Requiring the explicit declaration of overriding is used in some other programming languages, most notably Eiffel. They also have noticed this problem.
This additional checking still could allow an error to occur. The problem could still occur if there existed two or more overloaded inherited routines, and the user overrode the wrong one. However, this would be extremely rare, as it is normally the case that all of the inherited routines with a single name are overridden as a group.
We considered adding syntax rather than defining pragma Overrides. Syntax was determined to be too heavyweight a solution for an amendment. One idea considered using existing keywords was: subprogram_specification is not new; These ideas were not considered satisfactory; it was felt that proper systax would need a new reserved word "overriding" or "redefined". That is much too heavy to introduce at this time. A pragma solution also has the advantage that compilers can implement it, and users can use it, even before most compilers support it. If a compiler has not yet implemented the pragmas, it will ignore them, and will accept any legal program (along with some that would be illegal if the pragmas were accepted).

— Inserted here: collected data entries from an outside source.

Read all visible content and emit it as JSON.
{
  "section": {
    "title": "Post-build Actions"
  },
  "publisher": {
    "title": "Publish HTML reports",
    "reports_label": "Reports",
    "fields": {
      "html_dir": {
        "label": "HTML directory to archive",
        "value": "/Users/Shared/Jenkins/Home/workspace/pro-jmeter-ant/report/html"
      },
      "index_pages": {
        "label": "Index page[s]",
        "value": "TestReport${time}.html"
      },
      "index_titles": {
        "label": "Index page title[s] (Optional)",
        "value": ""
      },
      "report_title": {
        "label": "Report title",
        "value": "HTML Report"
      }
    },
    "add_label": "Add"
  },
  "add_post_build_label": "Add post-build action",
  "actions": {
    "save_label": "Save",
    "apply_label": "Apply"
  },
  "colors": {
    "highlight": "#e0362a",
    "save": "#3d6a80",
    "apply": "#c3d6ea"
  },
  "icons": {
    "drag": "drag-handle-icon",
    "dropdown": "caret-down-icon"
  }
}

Pragma Overrides was defined in such a way that it can be treated almost as a part of the subprogram declaration. This eases the implementation, as a compiler can determine what kind of declaration it is processing before it starts doing so. (Without this rule, an implementation must postpone error messages until it reaches the next declaration. Since the next declaration could be almost anything, this would provide a distributed overhead.) In addition, it is important that this pragma is not accidentially separated from the subprogram declaration.